O padrão prata de Bourguignon é quando os países, além dos custos agregados, conseguem calcular custos específicos para programas. Então, conseguimos constatar quanto cada real ou dólar investido em determinado programa que mire a diminuição de homicídios gerou de benefícios para a sociedade em termos de vidas e reais poupados.

Já o estágio ouro, é quando você tem, no país, vários desses programas sendo avaliados ao mesmo tempo. É a única maneira de a gente garantir racionalidade na gestão da segurança pública, ao invés de fazer o que acontece hoje de uma forma geral no País (políticas de segurança pública na base do achismo, pensando que as ações são boas, mas não sabendo muito bem se ela deu resultado e quais pontos foram positivos ou negativos). Hoje, não conseguimos saber como utilizar da forma melhor possível os reais escassos, no programa A, B ou C para diminuir os crimes.

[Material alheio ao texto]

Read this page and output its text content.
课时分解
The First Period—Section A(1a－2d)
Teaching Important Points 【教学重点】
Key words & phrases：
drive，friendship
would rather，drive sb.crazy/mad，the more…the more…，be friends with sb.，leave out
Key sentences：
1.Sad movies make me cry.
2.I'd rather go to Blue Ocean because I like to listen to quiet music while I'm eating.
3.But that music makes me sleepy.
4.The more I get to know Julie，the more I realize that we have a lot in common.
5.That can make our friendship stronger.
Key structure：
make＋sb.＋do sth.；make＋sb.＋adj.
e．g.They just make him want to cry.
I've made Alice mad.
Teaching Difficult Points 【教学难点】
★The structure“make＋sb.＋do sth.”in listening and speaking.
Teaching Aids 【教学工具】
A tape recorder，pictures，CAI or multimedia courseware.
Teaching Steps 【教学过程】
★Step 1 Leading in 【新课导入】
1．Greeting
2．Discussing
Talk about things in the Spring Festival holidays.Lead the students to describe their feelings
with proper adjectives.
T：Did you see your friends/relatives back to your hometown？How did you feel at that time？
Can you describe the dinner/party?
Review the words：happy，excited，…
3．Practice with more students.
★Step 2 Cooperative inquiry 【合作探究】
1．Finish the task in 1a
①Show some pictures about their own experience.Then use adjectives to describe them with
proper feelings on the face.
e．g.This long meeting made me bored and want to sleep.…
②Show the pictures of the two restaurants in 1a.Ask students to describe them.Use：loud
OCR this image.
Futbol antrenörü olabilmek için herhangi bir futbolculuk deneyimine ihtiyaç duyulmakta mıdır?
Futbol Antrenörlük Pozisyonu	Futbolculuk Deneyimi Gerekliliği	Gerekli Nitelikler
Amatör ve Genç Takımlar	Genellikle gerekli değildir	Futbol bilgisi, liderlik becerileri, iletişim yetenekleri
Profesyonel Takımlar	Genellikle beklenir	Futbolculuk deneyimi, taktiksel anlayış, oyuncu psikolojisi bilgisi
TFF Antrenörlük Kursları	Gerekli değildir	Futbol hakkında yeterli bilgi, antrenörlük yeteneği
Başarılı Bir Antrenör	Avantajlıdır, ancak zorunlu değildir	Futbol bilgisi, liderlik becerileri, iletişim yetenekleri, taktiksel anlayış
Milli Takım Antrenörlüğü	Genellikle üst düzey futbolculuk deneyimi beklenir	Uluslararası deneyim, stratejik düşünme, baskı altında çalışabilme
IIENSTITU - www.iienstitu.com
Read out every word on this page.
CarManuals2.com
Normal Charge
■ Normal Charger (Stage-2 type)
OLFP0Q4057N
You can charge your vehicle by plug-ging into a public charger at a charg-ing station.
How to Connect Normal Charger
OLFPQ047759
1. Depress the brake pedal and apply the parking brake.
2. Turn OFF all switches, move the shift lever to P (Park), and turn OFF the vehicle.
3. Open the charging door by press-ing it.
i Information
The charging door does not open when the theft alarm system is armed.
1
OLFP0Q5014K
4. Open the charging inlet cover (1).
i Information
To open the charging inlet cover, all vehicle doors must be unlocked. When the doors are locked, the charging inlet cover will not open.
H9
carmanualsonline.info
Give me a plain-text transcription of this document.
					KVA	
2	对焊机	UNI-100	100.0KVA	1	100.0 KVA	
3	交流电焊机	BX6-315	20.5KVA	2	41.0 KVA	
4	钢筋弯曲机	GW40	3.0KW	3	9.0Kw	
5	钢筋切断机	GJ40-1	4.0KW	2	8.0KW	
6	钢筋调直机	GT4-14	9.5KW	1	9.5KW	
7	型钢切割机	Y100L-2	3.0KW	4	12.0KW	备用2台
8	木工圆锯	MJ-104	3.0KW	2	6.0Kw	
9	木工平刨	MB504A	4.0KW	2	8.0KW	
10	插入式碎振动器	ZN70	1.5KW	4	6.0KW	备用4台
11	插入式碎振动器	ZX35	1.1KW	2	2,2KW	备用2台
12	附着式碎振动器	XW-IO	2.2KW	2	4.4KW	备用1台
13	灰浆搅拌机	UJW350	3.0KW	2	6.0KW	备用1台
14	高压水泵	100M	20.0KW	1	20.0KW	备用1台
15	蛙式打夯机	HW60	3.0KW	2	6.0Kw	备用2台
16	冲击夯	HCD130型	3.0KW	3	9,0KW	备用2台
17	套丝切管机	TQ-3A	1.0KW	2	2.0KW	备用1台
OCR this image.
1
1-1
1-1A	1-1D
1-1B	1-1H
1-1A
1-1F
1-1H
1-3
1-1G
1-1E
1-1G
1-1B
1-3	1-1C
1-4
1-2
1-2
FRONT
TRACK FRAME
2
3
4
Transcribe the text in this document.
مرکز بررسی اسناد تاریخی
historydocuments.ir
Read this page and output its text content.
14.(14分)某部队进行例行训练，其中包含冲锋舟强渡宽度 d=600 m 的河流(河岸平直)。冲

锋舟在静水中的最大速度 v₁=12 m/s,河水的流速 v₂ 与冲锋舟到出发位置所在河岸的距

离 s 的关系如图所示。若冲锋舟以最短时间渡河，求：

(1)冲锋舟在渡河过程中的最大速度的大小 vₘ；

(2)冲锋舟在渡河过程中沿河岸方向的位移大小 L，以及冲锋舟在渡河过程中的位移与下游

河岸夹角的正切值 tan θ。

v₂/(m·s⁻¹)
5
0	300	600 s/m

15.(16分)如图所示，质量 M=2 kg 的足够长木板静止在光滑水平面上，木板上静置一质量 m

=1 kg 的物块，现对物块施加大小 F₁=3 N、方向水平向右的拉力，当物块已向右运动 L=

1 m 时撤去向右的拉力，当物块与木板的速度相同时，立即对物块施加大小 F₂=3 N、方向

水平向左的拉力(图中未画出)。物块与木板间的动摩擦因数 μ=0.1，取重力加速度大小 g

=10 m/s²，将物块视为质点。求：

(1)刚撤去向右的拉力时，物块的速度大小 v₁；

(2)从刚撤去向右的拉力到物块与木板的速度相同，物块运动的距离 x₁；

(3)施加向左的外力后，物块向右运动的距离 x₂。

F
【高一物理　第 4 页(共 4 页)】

Em um país com padrão ouro, você tem prioridades e existem vários programas que podem atingir alternativamente o mesmo fim. Por exemplo: quero diminuir homicídio. Então, eu poderia fazer um programa de policiamento melhor, um programa orientado para as crianças, outro para reinserção do egresso do sistema prisional... Podemos ter vários programas que atingem o mesmo fim, mas quanto cada real do programa A, B ou C está gerando de benefício para a sociedade? Quando a gente começa a olhar o problema dessa forma, a gente começa a ter ferramentas gerenciais para, primeiro, otimizar o uso dos recursos públicos, e, em segundo lugar, a gente aprender o que funciona e o que não funciona. Com o aprendizado, a gente consegue avançar na efetividade.

IM - Corrija-me se estiver errado: se muitas vidas são poupadas com investimentos em segurança, a conta dessas alocações, na realidade, não seria tão alta como parece.
DC - Exatamente. Hoje em dia, a gente tem tido muitas discussões, inclusive com autoridades no governo federal, nos governos estaduais. Há uma grande preocupação no seguinte sentido de reduzir nossa taxa de homicídio, que é uma das maiores do planeta. E a resposta costuma ser: “mas temos um problema financeiro. Como a gente vai conseguir financiar programas para reduzir homicídios?”. As pessoas costumam ficar limitadas a pensar que, sem o dinheiro, não tem como resolver isso. Eu costumo inverter isso dizendo o seguinte: na verdade, a redução dos homicídios é um grande negócio do ponto de vista econômico. Se a gente está dizendo que consegue diminuir os homicídios, nós vamos descobrir uma mina de ouro que deixa de ser consumida na sociedade. São recursos que equivalem a bilhões de reais que deixam de ser consumidos. Portanto, se a gente consegue vislumbrar que existe uma mina de ouro à frente, com a redução dos homicídios, arrumar um financiamento para fazer esses programas e evitar desperdícios futuros é apenas uma questão de engenharia financeira.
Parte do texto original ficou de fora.